After February 2020, I did not complete any travel for work (including giving talks, attending conferences, etc.) for the rest of the year or in 2021. I was an early voice for interventions for COVID-19 beginning in February 2020, in part because of the risk to the community around me as well as to the risk to myself as someone who has type 1 diabetes. I received a few in-person speaking invitations that I turned down directly, or encouraged them to evolve into virtual events so that I and others could participate safely.
Now, though, it’s becoming clear (sadly) that COVID-19 will be endemic, and although I am not ready to go back to in-person events, many people are, and conferences are increasingly returning and planning to return to in-person physical events moving forward.
And as a result, I see and experience a mismatch in risk tolerance and risk calculations among different groups of people.
For some people, the risk calculation is as simple as considering, “am I fully vaccinated? Then I’m good to go and attend any events and follow whatever regulation or lack of regulation exists for that conference.”

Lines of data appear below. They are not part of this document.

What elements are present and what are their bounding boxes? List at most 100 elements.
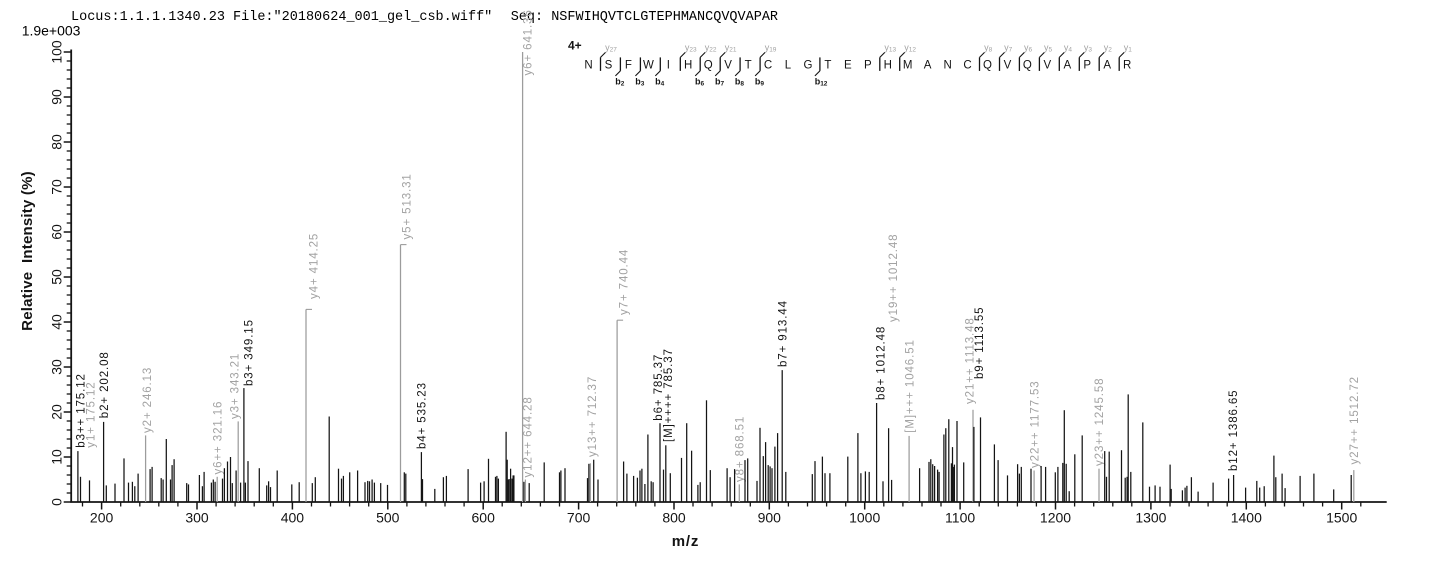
svg-text:C: C <box>764 60 772 72</box>
svg-text:H: H <box>884 60 892 72</box>
svg-text:y12++ 644.28: y12++ 644.28 <box>523 396 535 477</box>
svg-text:1300: 1300 <box>1135 510 1166 526</box>
svg-text:b6: b6 <box>695 77 705 88</box>
svg-text:600: 600 <box>472 510 496 526</box>
svg-text:300: 300 <box>185 510 209 526</box>
svg-text:A: A <box>924 60 932 72</box>
svg-text:y22: y22 <box>705 43 717 54</box>
svg-text:I: I <box>667 60 670 72</box>
svg-text:y3: y3 <box>1084 43 1093 54</box>
svg-text:C: C <box>963 60 971 72</box>
svg-text:y13: y13 <box>884 43 896 54</box>
svg-text:Q: Q <box>704 60 713 72</box>
svg-text:y6+ 641.36: y6+ 641.36 <box>523 9 535 75</box>
svg-text:b2: b2 <box>615 77 625 88</box>
svg-text:b4+ 535.23: b4+ 535.23 <box>417 382 429 449</box>
svg-text:b4: b4 <box>655 77 665 88</box>
svg-text:800: 800 <box>662 510 686 526</box>
svg-text:100: 100 <box>49 40 65 64</box>
svg-text:b6+ 785.37: b6+ 785.37 <box>653 354 665 421</box>
svg-text:y8+ 868.51: y8+ 868.51 <box>735 416 747 482</box>
svg-text:20: 20 <box>49 404 65 420</box>
svg-text:10: 10 <box>49 449 65 465</box>
svg-text:y2+ 246.13: y2+ 246.13 <box>142 367 154 433</box>
svg-text:W: W <box>643 60 654 72</box>
svg-text:b12: b12 <box>815 77 828 88</box>
svg-text:H: H <box>684 60 692 72</box>
svg-text:Q: Q <box>983 60 992 72</box>
svg-text:b8+ 1012.48: b8+ 1012.48 <box>876 326 888 400</box>
svg-text:700: 700 <box>567 510 591 526</box>
svg-text:Seq: NSFWIHQVTCLGTEPHMANCQVQVA: Seq: NSFWIHQVTCLGTEPHMANCQVQVAPAR <box>511 10 778 25</box>
svg-text:y1: y1 <box>1124 43 1133 54</box>
svg-text:1400: 1400 <box>1231 510 1262 526</box>
svg-text:40: 40 <box>49 314 65 330</box>
svg-text:1000: 1000 <box>849 510 880 526</box>
svg-text:1200: 1200 <box>1040 510 1071 526</box>
svg-text:b3: b3 <box>635 77 645 88</box>
svg-text:1100: 1100 <box>945 510 975 526</box>
svg-text:b3++ 175.12: b3++ 175.12 <box>76 373 88 448</box>
svg-text:y5+ 513.31: y5+ 513.31 <box>402 173 414 239</box>
svg-text:y7: y7 <box>1004 43 1013 54</box>
svg-text:200: 200 <box>90 510 114 526</box>
svg-text:y19: y19 <box>765 43 777 54</box>
svg-text:y23: y23 <box>685 43 697 54</box>
svg-text:b3+ 349.15: b3+ 349.15 <box>244 319 256 386</box>
svg-text:F: F <box>625 60 632 72</box>
svg-text:b9+ 1113.55: b9+ 1113.55 <box>974 307 986 379</box>
svg-text:y13++ 712.37: y13++ 712.37 <box>587 376 599 457</box>
svg-text:y5: y5 <box>1044 43 1053 54</box>
svg-text:y1+ 175.12: y1+ 175.12 <box>86 381 98 447</box>
svg-text:S: S <box>605 60 613 72</box>
svg-text:y27++ 1512.72: y27++ 1512.72 <box>1349 376 1361 464</box>
svg-text:900: 900 <box>758 510 782 526</box>
svg-text:Relative Intensity (%): Relative Intensity (%) <box>19 171 36 331</box>
svg-text:y21: y21 <box>725 43 737 54</box>
svg-text:500: 500 <box>376 510 400 526</box>
svg-text:m/z: m/z <box>672 533 699 550</box>
svg-text:b7+ 913.44: b7+ 913.44 <box>777 300 789 367</box>
svg-text:P: P <box>1083 60 1091 72</box>
svg-text:0: 0 <box>49 498 65 506</box>
svg-text:V: V <box>724 60 732 72</box>
svg-text:y4: y4 <box>1064 43 1073 54</box>
svg-text:60: 60 <box>49 224 65 240</box>
svg-text:400: 400 <box>281 510 305 526</box>
svg-text:80: 80 <box>49 134 65 150</box>
svg-text:y4+ 414.25: y4+ 414.25 <box>309 233 321 299</box>
svg-text:30: 30 <box>49 359 65 375</box>
svg-text:[M]++++ 785.37: [M]++++ 785.37 <box>663 348 675 442</box>
svg-text:T: T <box>745 60 752 72</box>
svg-text:N: N <box>584 60 592 72</box>
svg-text:y6++ 321.16: y6++ 321.16 <box>212 401 224 475</box>
svg-text:N: N <box>943 60 951 72</box>
svg-text:y22++ 1177.53: y22++ 1177.53 <box>1029 380 1041 468</box>
svg-text:y23++ 1245.58: y23++ 1245.58 <box>1094 378 1106 466</box>
svg-text:y6: y6 <box>1024 43 1033 54</box>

For other people, it is a more complex risk calculation. It may take into account whether they are someone with a condition or chronic illness that puts them at higher risk for severe outcomes, even with COVID-19 vaccination. It may take into account a loved one or family situation where someone close to them is at higher risk. It may take into account that there are different rates of COVID-19 cases, and different rates of vaccination, at their home location compared to the conference location. It may take into account the risk of disruption to their lives if they were to acquire COVID-19 during travel or at the conference and be forced to remain in a different city or country, sick and alone, until they were cleared to travel. That also includes the financial disruption of paying for lodging, changed travel plans, as well as any disruption to home life where childcare or other plans were upended at home while the person was stuck elsewhere.
It is, therefore, much more complicated than “am I vaccinated?” and “does the conference have a protocol?”.
There’s no straightforward answer; there may not be the same answer for everyone in the same situation. Therefore people are also likely to have different risk calculations to make and may arrive at a different decision than you might want them to make.
I hope we can all expand our awareness and recognize that different people have different situations and that the COVID-19 pandemic – still – affects all of us very differently.